Tıpkı AKP’nin 7 yıl önce Mustafa Muğlalı adını bir ‘kışla’ya verdirip şimdi de sökülmesini bugün de halkın anlamadığı gibi.
Buyurun buradan
O tarihi olayların içinde yaşamış, mahkemeyi izlemiş bir görgü tanığı, kıdemli Cumhuriyet delikanlısı eski yargıç Cevad Odyakmaz’ın anlattıkları böyle...
Buyurun buradan yakın!
Kendisi hiçbir zaman CHP’li olmamış, eski bir AP milletvekili...
Artık “şükür partiliyim” diyor.
Torun çocuklarıyla vakit geçiriyor.
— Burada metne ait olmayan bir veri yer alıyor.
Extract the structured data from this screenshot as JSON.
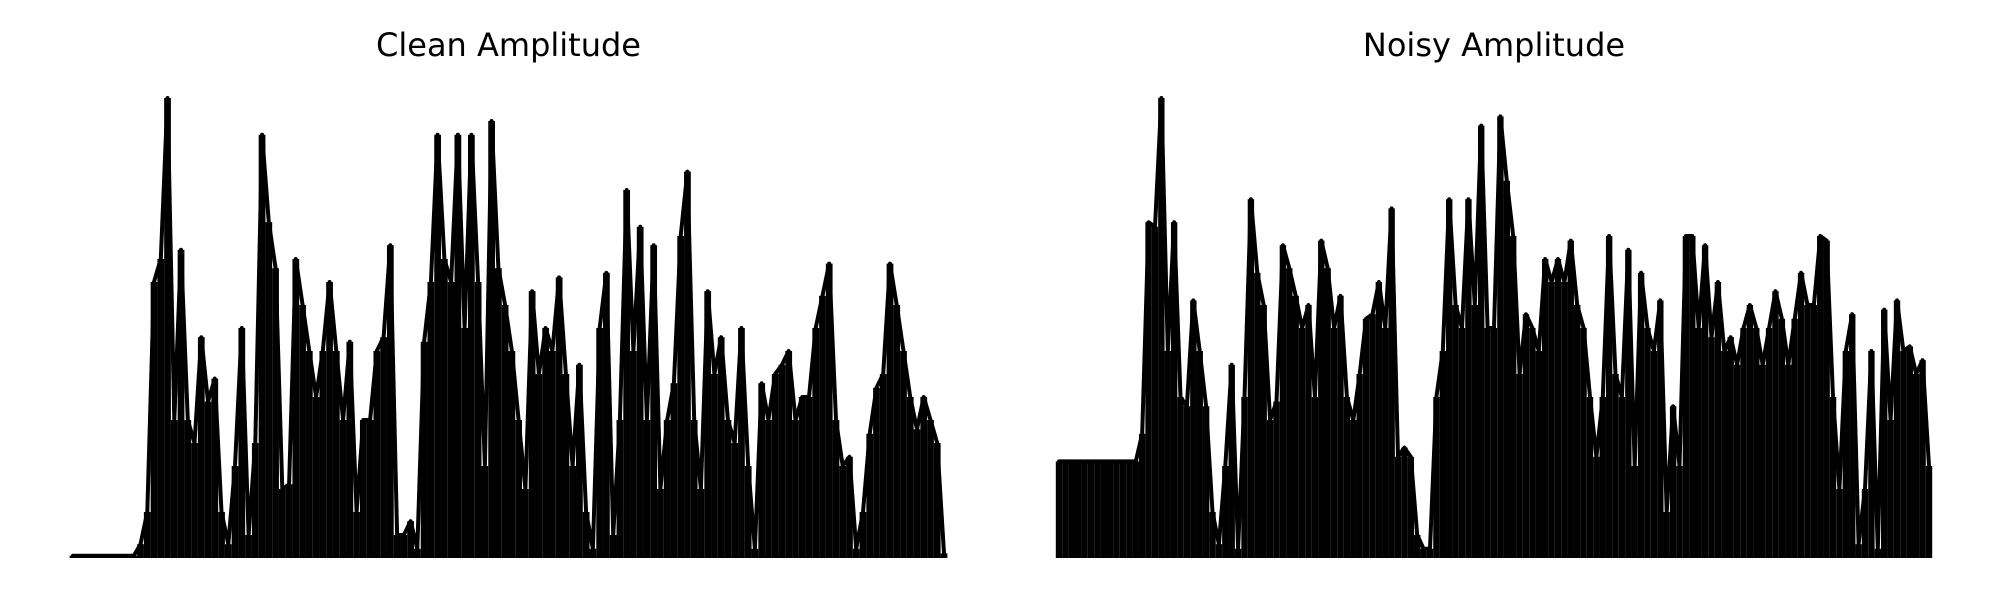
{
  "chart_data": [
    {
      "type": "area",
      "title": "Clean Amplitude",
      "color": "#000000",
      "axes": false,
      "ylim": [
        0,
        1
      ],
      "values": [
        0.005,
        0.005,
        0.005,
        0.005,
        0.005,
        0.005,
        0.005,
        0.005,
        0.005,
        0.005,
        0.03,
        0.1,
        0.6,
        0.65,
        1.0,
        0.3,
        0.67,
        0.3,
        0.25,
        0.48,
        0.34,
        0.39,
        0.1,
        0.03,
        0.2,
        0.5,
        0.05,
        0.25,
        0.92,
        0.73,
        0.63,
        0.15,
        0.16,
        0.65,
        0.55,
        0.45,
        0.35,
        0.45,
        0.6,
        0.45,
        0.3,
        0.47,
        0.1,
        0.3,
        0.3,
        0.45,
        0.48,
        0.68,
        0.05,
        0.05,
        0.08,
        0.02,
        0.47,
        0.6,
        0.92,
        0.65,
        0.6,
        0.92,
        0.5,
        0.92,
        0.6,
        0.2,
        0.95,
        0.63,
        0.55,
        0.45,
        0.3,
        0.15,
        0.58,
        0.4,
        0.5,
        0.45,
        0.61,
        0.4,
        0.2,
        0.42,
        0.1,
        0.02,
        0.5,
        0.62,
        0.05,
        0.3,
        0.8,
        0.45,
        0.72,
        0.3,
        0.68,
        0.15,
        0.3,
        0.38,
        0.7,
        0.84,
        0.3,
        0.15,
        0.58,
        0.4,
        0.48,
        0.3,
        0.25,
        0.5,
        0.2,
        0.02,
        0.38,
        0.3,
        0.4,
        0.42,
        0.45,
        0.3,
        0.35,
        0.35,
        0.5,
        0.57,
        0.64,
        0.3,
        0.2,
        0.22,
        0.02,
        0.1,
        0.27,
        0.37,
        0.4,
        0.64,
        0.55,
        0.45,
        0.35,
        0.28,
        0.35,
        0.3,
        0.25,
        0.01
      ]
    },
    {
      "type": "area",
      "title": "Noisy Amplitude",
      "color": "#000000",
      "axes": false,
      "ylim": [
        0,
        1
      ],
      "values": [
        0.21,
        0.21,
        0.21,
        0.21,
        0.21,
        0.21,
        0.21,
        0.21,
        0.21,
        0.21,
        0.21,
        0.21,
        0.21,
        0.27,
        0.73,
        0.72,
        1.0,
        0.45,
        0.73,
        0.35,
        0.33,
        0.56,
        0.45,
        0.33,
        0.1,
        0.03,
        0.2,
        0.42,
        0.02,
        0.35,
        0.78,
        0.62,
        0.55,
        0.3,
        0.34,
        0.68,
        0.63,
        0.57,
        0.5,
        0.55,
        0.35,
        0.69,
        0.63,
        0.5,
        0.57,
        0.35,
        0.3,
        0.4,
        0.52,
        0.53,
        0.6,
        0.5,
        0.76,
        0.22,
        0.24,
        0.22,
        0.05,
        0.02,
        0.02,
        0.35,
        0.45,
        0.78,
        0.55,
        0.5,
        0.78,
        0.55,
        0.94,
        0.5,
        0.5,
        0.96,
        0.82,
        0.7,
        0.4,
        0.53,
        0.5,
        0.45,
        0.65,
        0.6,
        0.65,
        0.6,
        0.69,
        0.55,
        0.5,
        0.35,
        0.22,
        0.35,
        0.7,
        0.4,
        0.35,
        0.67,
        0.2,
        0.62,
        0.5,
        0.45,
        0.56,
        0.1,
        0.33,
        0.2,
        0.7,
        0.7,
        0.5,
        0.68,
        0.48,
        0.6,
        0.45,
        0.48,
        0.42,
        0.5,
        0.55,
        0.5,
        0.42,
        0.5,
        0.58,
        0.52,
        0.42,
        0.52,
        0.62,
        0.55,
        0.55,
        0.7,
        0.69,
        0.35,
        0.15,
        0.45,
        0.53,
        0.03,
        0.15,
        0.45,
        0.02,
        0.54,
        0.3,
        0.56,
        0.45,
        0.46,
        0.4,
        0.43,
        0.2
      ]
    }
  ]
}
Okuyup yazıyor.
Geçenlerde 1000 sayfalık anı kitabı piyasaya çıktı. (Anılarla Dünden Bugüne- XII Levha Yayınları, İst.)
Şükür ki, dönüşüme-açılıma tabi tutulmak istenen Cumhuriyet döneminin görgü tanıkları hâlâ aramızdalar.
“Tarih açılımcısı” iktidara karşı onların anlattıkları yazdıkları elimizdeki en büyük dayanak.
Tanrı onlara sağlık afiyet, medyadaki meslektaşlara da gayret ve feraset versin ki...
Dizideki Hürrem Sultan’ın eniştesi Zırtullah Ağa’yı Pachoz Bar’da görüntülemek için sarf ettikleri çabayı hâlâ aramızda olan bu Cumhuriyet delikanlılarıyla gidip konuşmaya harcasınlar.
Görgü tanıklığı ve Uğur Mumcu
“Cumhuriyet’te yazmak, bir Cumhuriyet Savcısı kadar özen ve sorumluluk gerektirir” der ve eklerdi:
“Haber, yazı, röportaj bir iddianame kadar sağlam olmalı. Mutlaka, olayın tüm tarafları, tanıkları bulunup görüşülmelidir!”
Türkiye’nin başında dolanan birçok belanın Papa-Mafya-Ağca üçgeninde saklı olduğuna inanıyordu...
12 Eylül 1980’in karanlık günlerinde, Londra’nın uzak ve karanlık mahallelerinde elde silik fotoğraflarla, daha sonra karanlık biçimde ölecek olan o üçgenin önde gelenlerinden Bekir Çelenk’in ev komşularını birlikte dolaştık. Gittiği lokantaları, otelleri, kumarhanelerde görgü tanığı aradık.
Bulgar gizli istihbaratına çalıştığına inanılan Çelenk’i tanıyanlarla konuştuk. Mumcu’ya göre en önemli tanık, görgü tanığıydı.